Grieving spouses deal with a wide variety of major adjustments and challenges that can seem overwhelming, all without the help and support of the one who has always been there in hard times. That loss of love, support and help is the biggest loss of all. An empty home, a lonely bed, no sounding board for thoughts, feelings and important decisions become more than just the absence of someone. The absence has substance, standing in the way of functioning with confidence day-to-day.
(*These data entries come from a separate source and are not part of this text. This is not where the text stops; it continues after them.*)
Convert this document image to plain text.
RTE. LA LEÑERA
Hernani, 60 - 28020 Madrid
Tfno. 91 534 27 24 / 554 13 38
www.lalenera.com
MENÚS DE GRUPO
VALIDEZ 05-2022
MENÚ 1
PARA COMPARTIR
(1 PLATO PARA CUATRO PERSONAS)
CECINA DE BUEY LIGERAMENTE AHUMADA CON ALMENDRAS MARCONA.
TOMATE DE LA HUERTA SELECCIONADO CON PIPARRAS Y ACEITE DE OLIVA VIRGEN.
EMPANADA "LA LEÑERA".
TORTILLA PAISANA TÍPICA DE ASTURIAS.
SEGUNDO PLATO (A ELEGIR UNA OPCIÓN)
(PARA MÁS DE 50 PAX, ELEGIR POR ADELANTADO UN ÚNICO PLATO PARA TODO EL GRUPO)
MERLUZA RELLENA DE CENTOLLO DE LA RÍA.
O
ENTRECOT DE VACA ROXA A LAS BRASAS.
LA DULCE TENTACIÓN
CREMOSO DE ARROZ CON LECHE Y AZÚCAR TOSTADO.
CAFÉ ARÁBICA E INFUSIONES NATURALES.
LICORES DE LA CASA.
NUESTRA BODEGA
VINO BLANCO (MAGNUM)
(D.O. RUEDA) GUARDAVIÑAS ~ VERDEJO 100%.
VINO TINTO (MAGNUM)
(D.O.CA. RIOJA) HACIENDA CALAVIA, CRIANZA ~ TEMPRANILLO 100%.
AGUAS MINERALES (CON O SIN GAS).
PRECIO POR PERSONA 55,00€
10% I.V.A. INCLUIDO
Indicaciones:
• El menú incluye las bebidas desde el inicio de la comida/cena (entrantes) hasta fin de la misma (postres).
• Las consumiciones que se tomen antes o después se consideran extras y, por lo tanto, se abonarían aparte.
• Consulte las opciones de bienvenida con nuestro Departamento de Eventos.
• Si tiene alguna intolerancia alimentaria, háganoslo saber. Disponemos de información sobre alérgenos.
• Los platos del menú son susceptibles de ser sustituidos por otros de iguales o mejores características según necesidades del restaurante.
Add to that a multitude of irritants, practical problems and social impacts and the magnitude of adjustment comes into focus. Many a support group conversation has centered on the breakdown of mechanical and electrical things after the death of a spouse. Cars, refrigerators, computers and water heaters seem prone to expire soon after one of their owners does. Most couples develop a workable division of labor, jobs and tasks each one does without much involvement of the other. Suddenly, the survivor has to deal with finances, real estate, repairs and other responsibilities he or she has neither the knowledge nor desire to take on. Socially, the widowed person finds almost everyone struggling with how to handle their grief. Groups of couples often leave out newly bereaved spouses. Family and friends may withdraw due to lack of confidence in their ability to say or do the “right thing” to provide support. Work, faith communities and other social settings can become uncomfortable environments, in which widowed people find themselves isolated and alone. The thought of new relationships, be they friendships or romantic connections, can be daunting to someone who is grieving. It is hard to make new relationships when one’s heart is occupied with longing for a dead spouse. And one who is hurting and struggling just to get by may lack the energy and courage to open up or reach out to new friends or potential dates.
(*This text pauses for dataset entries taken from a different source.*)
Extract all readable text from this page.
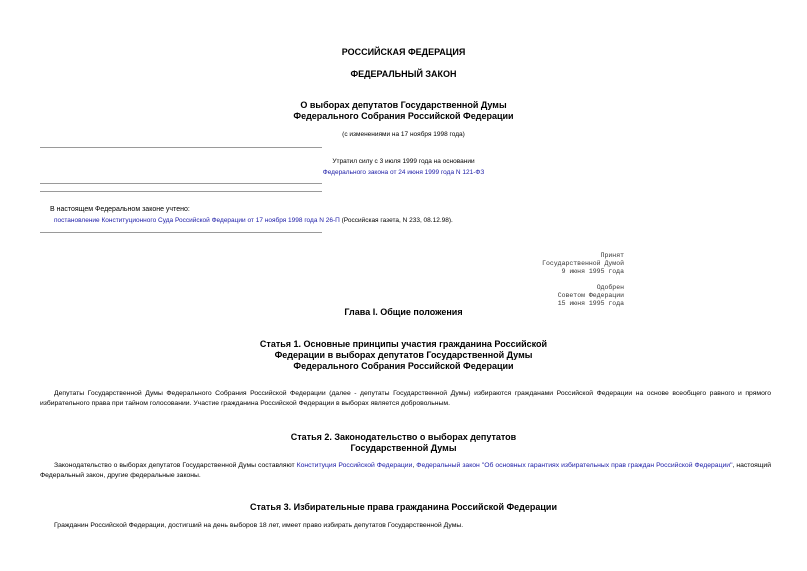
РОССИЙСКАЯ ФЕДЕРАЦИЯ
ФЕДЕРАЛЬНЫЙ ЗАКОН
О выборах депутатов Государственной Думы
Федерального Собрания Российской Федерации
(с изменениями на 17 ноября 1998 года)
Утратил силу с 3 июля 1999 года на основании
Федерального закона от 24 июня 1999 года N 121-ФЗ
В настоящем Федеральном законе учтено:
постановление Конституционного Суда Российской Федерации от 17 ноября 1998 года N 26-П (Российская газета, N 233, 08.12.98).
Принят
Государственной Думой
9 июня 1995 года
Одобрен
Советом Федерации
15 июня 1995 года
Глава I. Общие положения
Статья 1. Основные принципы участия гражданина Российской
Федерации в выборах депутатов Государственной Думы
Федерального Собрания Российской Федерации
Депутаты Государственной Думы Федерального Собрания Российской Федерации (далее - депутаты Государственной Думы) избираются гражданами Российской Федерации на основе всеобщего равного и прямого избирательного права при тайном голосовании. Участие гражданина Российской Федерации в выборах является добровольным.
Статья 2. Законодательство о выборах депутатов
Государственной Думы
Законодательство о выборах депутатов Государственной Думы составляют Конституция Российской Федерации, Федеральный закон "Об основных гарантиях избирательных прав граждан Российской Федерации", настоящий Федеральный закон, другие федеральные законы.
Статья 3. Избирательные права гражданина Российской Федерации
Гражданин Российской Федерации, достигший на день выборов 18 лет, имеет право избирать депутатов Государственной Думы.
There’s a kind of helplessness that may come with grief. You are facing a problem without a solution. Your spouse has died and there’s no way to undo that circumstance. Many people look forward to a spiritual reunion or feel an ongoing spiritual connection. That is not the same as sharing life, day to day, with a living, flesh-and-blood person. In that helplessness lies the inclination to endure grief silently and alone, acting like it doesn’t hurt or you’re handling it better than you are. Eventually you may become used to the feelings of loss and think that time has healed you. Sadly, people end up carrying around great weights of accumulated sadness that they thought was behind them just because time had passed. That baggage can result in weariness, a lack of enthusiasm or hope, emotional and relationship problems, even physical health problems.
If you find that your thoughts, emotions and actions are troubling you, interfering with your life and sense of well-being, you can do something about it. The decision to try to get better is very often the point at which helplessness dissolves and improvement begins. Just imagining that there might be life beyond your grief can be a tremendous relief. The alternative is the fear that you may feel this sad and wounded for the rest of your life. Most people would rather not have to endure that.
Grief is normal and natural. Grief goes with loving. When you love someone, you hurt when that person dies. In a way, it is a cost of loving. Sometimes people wonder, when they are stricken with the deepest pain of loss, if it was a mistake to love so much. When asked, “Would you have had it any other way?” the answer is always, “No!”
The love you shared with your husband or wife proves that you are lovable. Now it’s time to love yourself enough to take care of yourself in your grief. The love of family and friends, guidance from reading books and internet resources and attendance at grief support groups, classes and counseling all can contribute to your ability to endure the pain, take effective steps to address your grief and recover a new sense of well-being as you continue life without your spouse.